I generally eat in line with the research of Dr. Weston A. Price, which suggests that humans should not consume any nuts, seeds or grains without having first soaked, sprouted, and/or fermented them.  Nuts, seeds, and grains were created to preserve themselves with a coating of phytase, or phytic acid as it is sometimes called.  This substance is GREAT at preserving  them!  In fact, it is so efficient at its job that it creates havoc in our digestive systems when we eat it.  Though some people do not exhibit the same symptoms as others, it is generally truthful to say that rather than some people being allergic to these healthy food items, we are all intolerant of them as long as the phytase is on them.  They must be soaked before being consumed so that they do not inhibit our absorption of important vitamins and minerals.

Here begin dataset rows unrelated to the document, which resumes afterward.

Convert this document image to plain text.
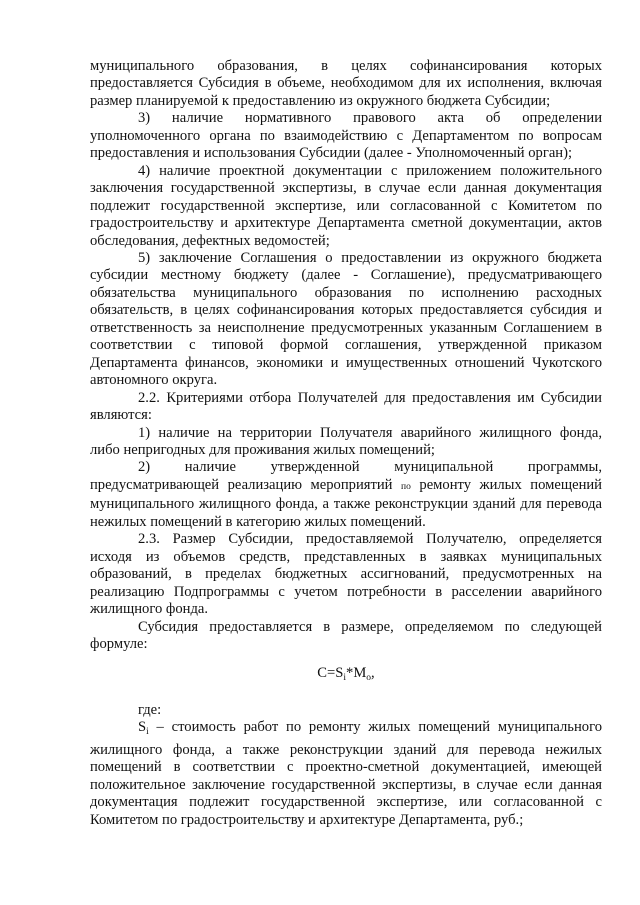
муниципального образования, в целях софинансирования которых предоставляется Субсидия в объеме, необходимом для их исполнения, включая размер планируемой к предоставлению из окружного бюджета Субсидии;

3) наличие нормативного правового акта об определении уполномоченного органа по взаимодействию с Департаментом по вопросам предоставления и использования Субсидии (далее - Уполномоченный орган);

4) наличие проектной документации с приложением положительного заключения государственной экспертизы, в случае если данная документация подлежит государственной экспертизе, или согласованной с Комитетом по градостроительству и архитектуре Департамента сметной документации, актов обследования, дефектных ведомостей;

5) заключение Соглашения о предоставлении из окружного бюджета субсидии местному бюджету (далее - Соглашение), предусматривающего обязательства муниципального образования по исполнению расходных обязательств, в целях софинансирования которых предоставляется субсидия и ответственность за неисполнение предусмотренных указанным Соглашением в соответствии с типовой формой соглашения, утвержденной приказом Департамента финансов, экономики и имущественных отношений Чукотского автономного округа.

2.2. Критериями отбора Получателей для предоставления им Субсидии являются:

1) наличие на территории Получателя аварийного жилищного фонда, либо непригодных для проживания жилых помещений;

2) наличие утвержденной муниципальной программы, предусматривающей реализацию мероприятий по ремонту жилых помещений муниципального жилищного фонда, а также реконструкции зданий для перевода нежилых помещений в категорию жилых помещений.

2.3. Размер Субсидии, предоставляемой Получателю, определяется исходя из объемов средств, представленных в заявках муниципальных образований, в пределах бюджетных ассигнований, предусмотренных на реализацию Подпрограммы с учетом потребности в расселении аварийного жилищного фонда.

Субсидия предоставляется в размере, определяемом по следующей формуле:

$C=S_i*M_o$,

где:

$S_i$ – стоимость работ по ремонту жилых помещений муниципального жилищного фонда, а также реконструкции зданий для перевода нежилых помещений в соответствии с проектно-сметной документацией, имеющей положительное заключение государственной экспертизы, в случае если данная документация подлежит государственной экспертизе, или согласованной с Комитетом по градостроительству и архитектуре Департамента, руб.;
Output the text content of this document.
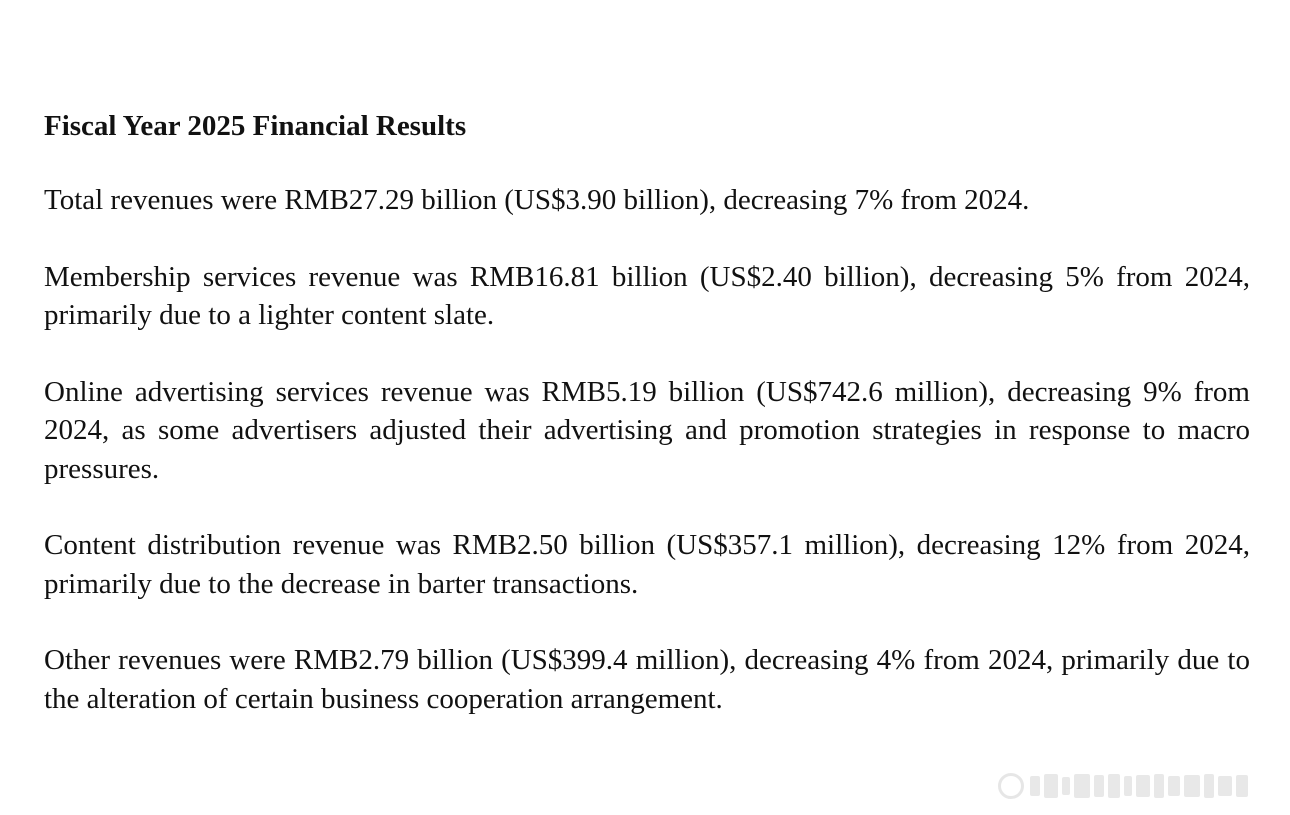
Fiscal Year 2025 Financial Results

Total revenues were RMB27.29 billion (US$3.90 billion), decreasing 7% from 2024.

Membership services revenue was RMB16.81 billion (US$2.40 billion), decreasing 5% from 2024, primarily due to a lighter content slate.

Online advertising services revenue was RMB5.19 billion (US$742.6 million), decreasing 9% from 2024, as some advertisers adjusted their advertising and promotion strategies in response to macro pressures.

Content distribution revenue was RMB2.50 billion (US$357.1 million), decreasing 12% from 2024, primarily due to the decrease in barter transactions.

Other revenues were RMB2.79 billion (US$399.4 million), decreasing 4% from 2024, primarily due to the alteration of certain business cooperation arrangement.
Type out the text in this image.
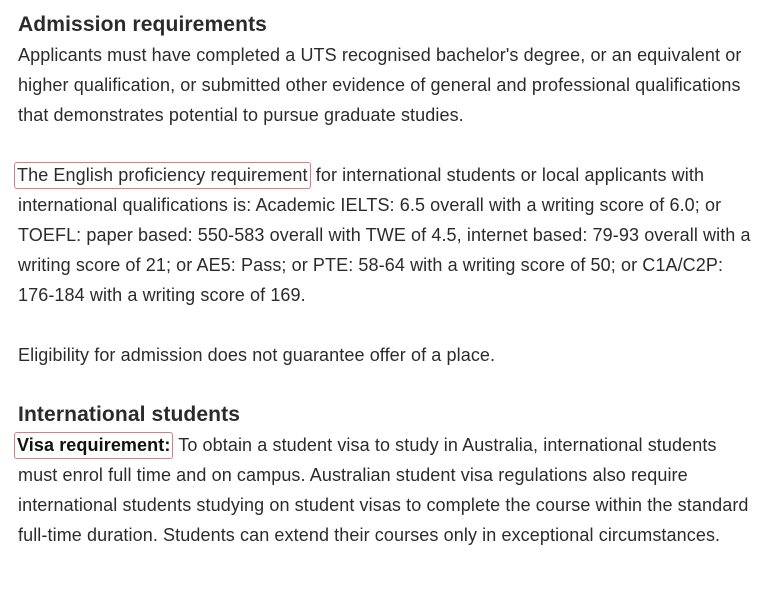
Admission requirements

Applicants must have completed a UTS recognised bachelor's degree, or an equivalent or higher qualification, or submitted other evidence of general and professional qualifications that demonstrates potential to pursue graduate studies.

The English proficiency requirement for international students or local applicants with international qualifications is: Academic IELTS: 6.5 overall with a writing score of 6.0; or TOEFL: paper based: 550-583 overall with TWE of 4.5, internet based: 79-93 overall with a writing score of 21; or AE5: Pass; or PTE: 58-64 with a writing score of 50; or C1A/C2P: 176-184 with a writing score of 169.

Eligibility for admission does not guarantee offer of a place.

International students

Visa requirement: To obtain a student visa to study in Australia, international students must enrol full time and on campus. Australian student visa regulations also require international students studying on student visas to complete the course within the standard full-time duration. Students can extend their courses only in exceptional circumstances.
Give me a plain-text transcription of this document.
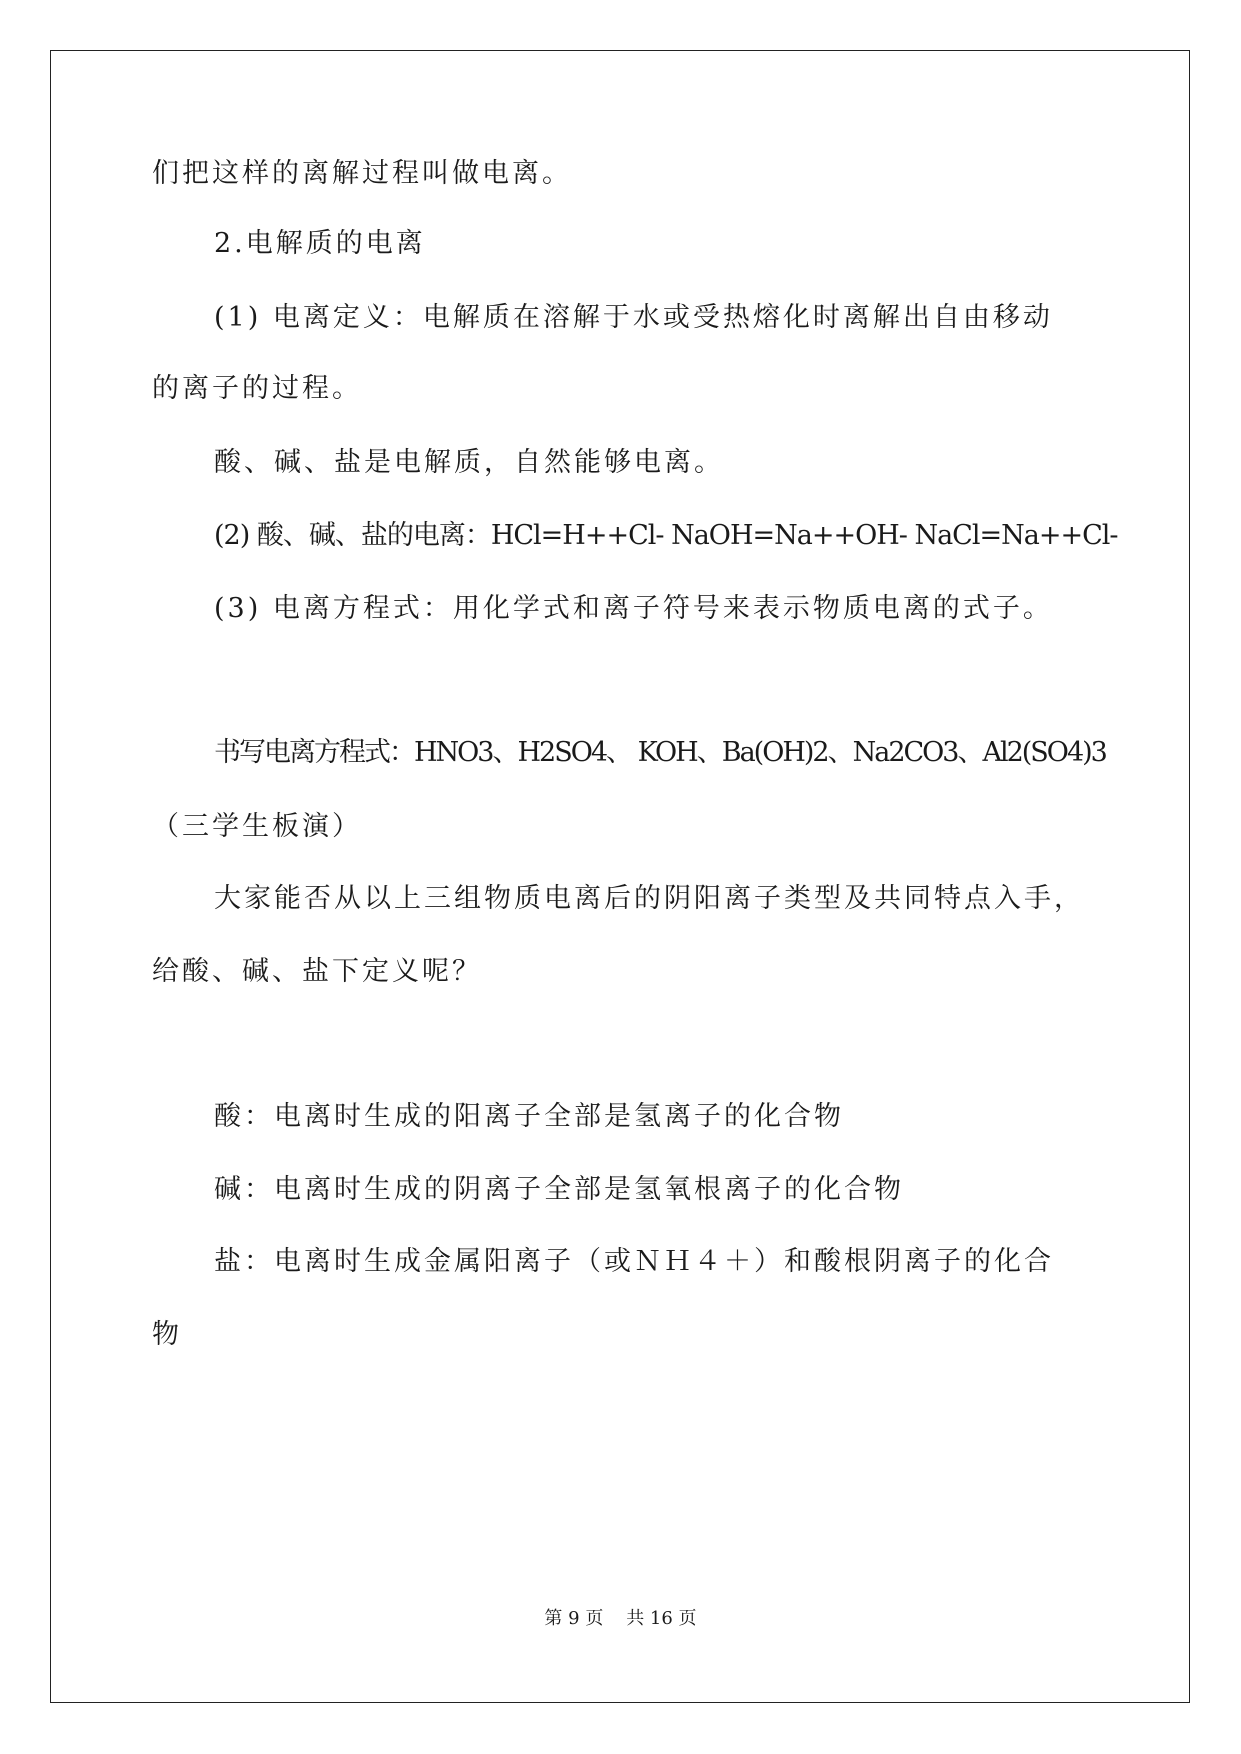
们把这样的离解过程叫做电离。
2.电解质的电离
(1) 电离定义：电解质在溶解于水或受热熔化时离解出自由移动
的离子的过程。
酸、碱、盐是电解质，自然能够电离。
(2) 酸、碱、盐的电离：HCl=H++Cl- NaOH=Na++OH- NaCl=Na++Cl-
(3) 电离方程式：用化学式和离子符号来表示物质电离的式子。
书写电离方程式：HNO3、H2SO4、 KOH、Ba(OH)2、Na2CO3、Al2(SO4)3
（三学生板演）
大家能否从以上三组物质电离后的阴阳离子类型及共同特点入手，
给酸、碱、盐下定义呢？
酸：电离时生成的阳离子全部是氢离子的化合物
碱：电离时生成的阴离子全部是氢氧根离子的化合物
盐：电离时生成金属阳离子（或ＮＨ４＋）和酸根阴离子的化合
物
第 9 页    共 16 页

The question comes then, “Who on earth is going to eat soggy almonds?”  Not me!  I decided to try an experiment last week, and it’s one of my best tasting yet!  Here is what I did (Well, technically my wonderful, amazing daughter did some of the work at my direction):

She soaked about 1 pound raw almonds in un-chlorinated water for over 24 hours.  We really didn’t need to do it this long; it just happened that I wasn’t able to come home that night and we had to deal with the almonds the following evening.  Normally 6-12 hours is sufficient.  (Actually I was concerned about mold; you really don’t want to leave anything that long normally.  Mine were fine this time, but it could have been a failure.)  Then the soggy almonds went into the food dehydrator for about 12 hours.  I have one of the types of dehydrator that is cylindrical with the shelves stacked on top of each other.  Hot air is blown through the shelves from the base in the center.  When dehydrating nuts, it’s important to taste-test every so often to make sure they’re not getting too hard.  You can over-dehydrate them if you leave them too long.  When they were nice and crispy, I put them in my stationary mixer on the lowest setting for maybe not even one minute.  I used the bread-kneading arm rather than the wire whisk or the dough tool so that they wouldn’t get completely crushed in the process.  It only split a few of them, actually, which was great!  I used probably about a tablespoon of coconut oil to make them sticky, and then I sprinkled garlic powder, Italian seasoning, pink salt, and pepper on them.  I did not measure any of the spices; I just went by sight and smell.  These are some of the best tasting almonds I have ever had!  Also, you can’t beat the healthy herbal properties of those spices!

Here’s a quick look at the process:


Soak raw almonds for 6-12 hours
Dehydrate almonds for up to 12 hours, depending on crispiness

Put in standing mixer on lowest setting with the least-crushing tool

Add a little coconut oil to help the herbs stick

Sprinkle garlic powder, Italian seasoning, salt and pepper to taste

I hope you enjoy them as much as I do!